Reading programme marks five years of Recovery
Educators in Bermuda are celebrating after marking the fifth anniversary of the Reading Recovery programme for primary school students.
Since the international reading scheme was launched on the Island in 1997, 50 teachers in the public primary school system have been trained to deliver the programme - with ten being certified just last week.
Bermuda is only the sixth country in the world to incorporate Reading Recovery into its comprehensive literacy plan, and 32 teachers are currently delivering lessons every day to those children in primary two who are falling behind in their reading ability.
The six-year-olds have 30-minute one-on-one reading lessons each day, designed purely to meet their individual needs, with a trained instructor until they have reached the acceptable standard.
Each lesson involves both reading and writing with the aim of making the children independent learners.
Ministry Education officer Darnell Wynn, who leads the programme, said to mark the anniversary this year a special pin had been created.
She said: "Last year, some 33 percent of the primary two population received Reading Recovery and 81 percent were successful.
"That means these children who were at risk for literacy failure were able to go back into their classes able to read and write successfully with their peers."
And she said the average programme of reading recovery lasted 18 weeks.
Ms Wynn said the programme had taken off so well in Bermuda, they were hoping to form a Reading Recovery Council and host an international conference on the programme at a later stage.
Ms Wynn said unlike remedial programmes, which waited for the child to fail, Reading Recovery intervened early in the first grade and gave the lowest achieving children a chance to succeed with reading and writing before a cycle of failure began.
She added: "Children who do not learn to read by the end of the first grade will fail to achieve in almost all other areas of the academic curriculum for as long as they remain in school.
"The emotional weight of this early failure is costly to the child and to society.
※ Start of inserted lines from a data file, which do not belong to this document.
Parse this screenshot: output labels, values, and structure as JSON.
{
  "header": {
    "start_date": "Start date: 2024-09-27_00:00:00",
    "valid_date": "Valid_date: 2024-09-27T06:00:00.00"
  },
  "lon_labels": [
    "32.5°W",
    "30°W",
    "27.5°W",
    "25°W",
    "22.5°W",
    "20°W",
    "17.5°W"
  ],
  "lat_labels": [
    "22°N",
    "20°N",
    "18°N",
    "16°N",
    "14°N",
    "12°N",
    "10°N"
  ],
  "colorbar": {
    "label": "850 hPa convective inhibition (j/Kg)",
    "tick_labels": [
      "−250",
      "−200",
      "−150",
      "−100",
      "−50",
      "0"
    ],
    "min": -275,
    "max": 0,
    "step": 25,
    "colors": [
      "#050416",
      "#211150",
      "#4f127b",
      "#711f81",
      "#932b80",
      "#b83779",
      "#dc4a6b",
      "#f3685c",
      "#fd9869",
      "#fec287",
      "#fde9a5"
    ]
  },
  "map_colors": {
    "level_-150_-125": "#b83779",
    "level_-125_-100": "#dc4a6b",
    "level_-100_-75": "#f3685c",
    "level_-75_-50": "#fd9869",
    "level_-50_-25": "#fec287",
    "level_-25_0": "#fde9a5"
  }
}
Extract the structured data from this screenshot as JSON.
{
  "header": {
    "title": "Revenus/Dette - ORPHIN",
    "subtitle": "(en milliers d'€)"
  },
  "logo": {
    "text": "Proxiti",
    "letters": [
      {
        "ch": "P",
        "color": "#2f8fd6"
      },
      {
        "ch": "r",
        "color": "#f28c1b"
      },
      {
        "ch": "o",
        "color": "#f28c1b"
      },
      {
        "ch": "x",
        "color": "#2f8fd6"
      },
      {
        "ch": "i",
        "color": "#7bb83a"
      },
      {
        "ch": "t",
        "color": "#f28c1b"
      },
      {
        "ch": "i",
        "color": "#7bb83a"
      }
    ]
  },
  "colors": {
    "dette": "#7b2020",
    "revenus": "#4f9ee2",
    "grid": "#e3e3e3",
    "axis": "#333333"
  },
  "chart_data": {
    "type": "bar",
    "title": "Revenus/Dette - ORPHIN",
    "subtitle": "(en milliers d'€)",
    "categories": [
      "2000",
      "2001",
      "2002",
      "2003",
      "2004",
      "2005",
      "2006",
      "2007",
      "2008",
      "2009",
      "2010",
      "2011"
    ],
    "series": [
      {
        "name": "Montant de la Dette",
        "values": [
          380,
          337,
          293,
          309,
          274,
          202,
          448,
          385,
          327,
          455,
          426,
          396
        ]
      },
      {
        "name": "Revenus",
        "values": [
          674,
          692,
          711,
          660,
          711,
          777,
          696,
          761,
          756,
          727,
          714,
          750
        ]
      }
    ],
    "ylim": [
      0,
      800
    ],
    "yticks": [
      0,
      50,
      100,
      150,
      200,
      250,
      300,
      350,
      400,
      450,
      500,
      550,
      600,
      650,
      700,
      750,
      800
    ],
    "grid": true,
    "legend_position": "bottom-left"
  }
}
Such failure creates the need for additional schooling, remedial, special education, psychological, and other services.
"Reading Recovery challenges beliefs about children who are failing. It achieves a seemingly impossible task. Children with very low achievement are helped in a surprisingly short time to make rapid progress."
And she said Reading Recovery was based on the premise that intervention in the education process needed to occur before children's poor habits became difficult to change and block future learning.
To mark the milestone last week, a reception was held by the Ministry at La Coquille restaurant, when the newly qualified instructors were presented with their certificates and badges.
The guest speaker was Dr. Clifford Johnson, from Georgia State University, who is a Reading Recovery trainer and who was involved in the initial implementation in the US.
He is also on the Island to assist the Bermuda group in setting up a Reading Recovery Council and to discuss the possibility of holding an international conference here, as well as to help promote early literacy among professionals and parents.